Ni gourou, ni surhomme, simplement vrai (1)

J’ai été étonné de l’intérêt suscité par mon dernier billet sur l’exemplarité intitulé d’une manière un brin provocatrice : « L’escalier se balaie par le haut ! ».

Mille mercis à tous ceux qui ont trouvé un intérêt à cette lecture. J’ai eu envie de reprendre vos contributions pour pousser un peu plus loin la réflexion tellement celles-ci étaient pertinentes.

Le titre est d’ailleurs emprunté à Juan-Antonio, syndicaliste CFDT, qui a tout à fait raison d’insister sur ce point essentiel, pour être exemplaire, on ne cherche pas la perfection ou l’infaillibilité, il y aurait simplement une quête de vérité avec soi.

Frédéric nous dit que l’exemplarité sans l’authenticité est un non-sens et Sylvie nous rappelle qu’elle reste la base d’une relation de confiance durable quand ce n’est pas tout simplement la clé d’une saine gestion d’équipe comme le dit aussi Caroline confrontée à un dirigeant étranger qui découvrait le mot en français !

Dominique exprime que ce sujet reste à vif alors que l’exemplarité devrait être une attitude naturelle et partagée par tous ceux qui sont en situation d’influence sur d’autres personnes.

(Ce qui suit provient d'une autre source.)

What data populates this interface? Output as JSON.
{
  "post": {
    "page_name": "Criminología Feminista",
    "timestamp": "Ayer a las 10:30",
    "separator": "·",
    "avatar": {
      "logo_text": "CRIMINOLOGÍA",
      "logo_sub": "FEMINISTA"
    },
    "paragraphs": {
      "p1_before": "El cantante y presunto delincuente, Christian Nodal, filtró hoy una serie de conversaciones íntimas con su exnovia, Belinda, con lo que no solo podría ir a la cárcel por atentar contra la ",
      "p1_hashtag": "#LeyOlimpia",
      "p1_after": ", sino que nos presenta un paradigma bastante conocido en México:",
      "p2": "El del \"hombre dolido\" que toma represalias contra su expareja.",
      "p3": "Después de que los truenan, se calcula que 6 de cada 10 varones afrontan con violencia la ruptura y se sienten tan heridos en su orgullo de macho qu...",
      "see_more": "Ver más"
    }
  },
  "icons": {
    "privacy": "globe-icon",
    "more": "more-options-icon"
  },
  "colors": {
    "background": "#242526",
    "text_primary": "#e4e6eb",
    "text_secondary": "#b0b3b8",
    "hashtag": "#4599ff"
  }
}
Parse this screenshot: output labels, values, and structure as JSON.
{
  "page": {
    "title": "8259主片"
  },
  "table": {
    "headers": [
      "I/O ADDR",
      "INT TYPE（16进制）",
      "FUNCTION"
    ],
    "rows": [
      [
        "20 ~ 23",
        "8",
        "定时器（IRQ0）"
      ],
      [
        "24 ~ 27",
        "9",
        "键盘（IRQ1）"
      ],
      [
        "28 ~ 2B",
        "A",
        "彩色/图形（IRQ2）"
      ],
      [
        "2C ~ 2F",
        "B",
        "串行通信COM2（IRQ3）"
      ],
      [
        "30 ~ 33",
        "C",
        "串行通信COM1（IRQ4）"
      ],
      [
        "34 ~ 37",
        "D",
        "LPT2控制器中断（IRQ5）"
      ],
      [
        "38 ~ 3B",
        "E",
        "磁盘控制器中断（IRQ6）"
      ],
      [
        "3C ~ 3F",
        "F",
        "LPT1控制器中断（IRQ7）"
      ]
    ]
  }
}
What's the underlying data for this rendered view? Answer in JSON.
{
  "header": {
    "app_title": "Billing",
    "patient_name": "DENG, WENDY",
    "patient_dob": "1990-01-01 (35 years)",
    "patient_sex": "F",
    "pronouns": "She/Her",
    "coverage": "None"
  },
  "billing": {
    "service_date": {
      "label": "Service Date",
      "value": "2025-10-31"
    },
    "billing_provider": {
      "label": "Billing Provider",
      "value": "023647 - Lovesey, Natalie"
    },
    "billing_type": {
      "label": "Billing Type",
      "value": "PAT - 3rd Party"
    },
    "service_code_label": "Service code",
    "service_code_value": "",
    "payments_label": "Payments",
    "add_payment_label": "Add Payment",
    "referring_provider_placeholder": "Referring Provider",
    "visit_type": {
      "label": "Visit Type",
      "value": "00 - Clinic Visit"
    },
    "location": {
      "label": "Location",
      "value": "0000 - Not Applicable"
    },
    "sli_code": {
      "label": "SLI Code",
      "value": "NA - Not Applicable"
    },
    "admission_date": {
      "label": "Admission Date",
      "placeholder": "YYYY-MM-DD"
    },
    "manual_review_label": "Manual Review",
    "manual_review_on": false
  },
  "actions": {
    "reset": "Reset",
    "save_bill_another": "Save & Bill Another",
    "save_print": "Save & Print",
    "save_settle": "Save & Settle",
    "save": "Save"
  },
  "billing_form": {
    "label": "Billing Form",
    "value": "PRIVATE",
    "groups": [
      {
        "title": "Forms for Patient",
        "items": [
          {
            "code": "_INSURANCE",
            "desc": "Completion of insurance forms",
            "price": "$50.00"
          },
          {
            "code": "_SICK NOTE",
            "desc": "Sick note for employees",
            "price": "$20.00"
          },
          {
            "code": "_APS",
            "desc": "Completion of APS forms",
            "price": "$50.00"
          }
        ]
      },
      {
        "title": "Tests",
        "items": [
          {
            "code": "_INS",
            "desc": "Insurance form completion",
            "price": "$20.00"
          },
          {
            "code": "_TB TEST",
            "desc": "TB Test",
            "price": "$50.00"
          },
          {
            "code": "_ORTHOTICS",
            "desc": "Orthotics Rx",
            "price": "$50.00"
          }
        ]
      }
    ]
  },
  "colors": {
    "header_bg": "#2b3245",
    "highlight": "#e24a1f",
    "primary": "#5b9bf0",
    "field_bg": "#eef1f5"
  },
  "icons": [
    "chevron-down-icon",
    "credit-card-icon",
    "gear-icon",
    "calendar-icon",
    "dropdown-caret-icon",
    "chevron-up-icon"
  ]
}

Ce n’est bien sûr pas évident et trop de contre-exemples émaillent encore la vie du management pour ne parler que de l’entreprise. Si Alain est pleinement d’accord avec cette quête d’exemplarité, il serait peut-être moins exigeant tout en critiquant la consanguinité et les arrangements entre amis.

Hervé s’est interrogé sur la faiblesse des progrès constatés chez les dirigeants voire également au sein des conseils d’administration après tant de séminaires, d’ouvrages, d’articles, de débats ou de conférences organisées sur le leadership ou le management. La dimension humaine reste sans doute la grande absente des réflexions chez les administrateurs.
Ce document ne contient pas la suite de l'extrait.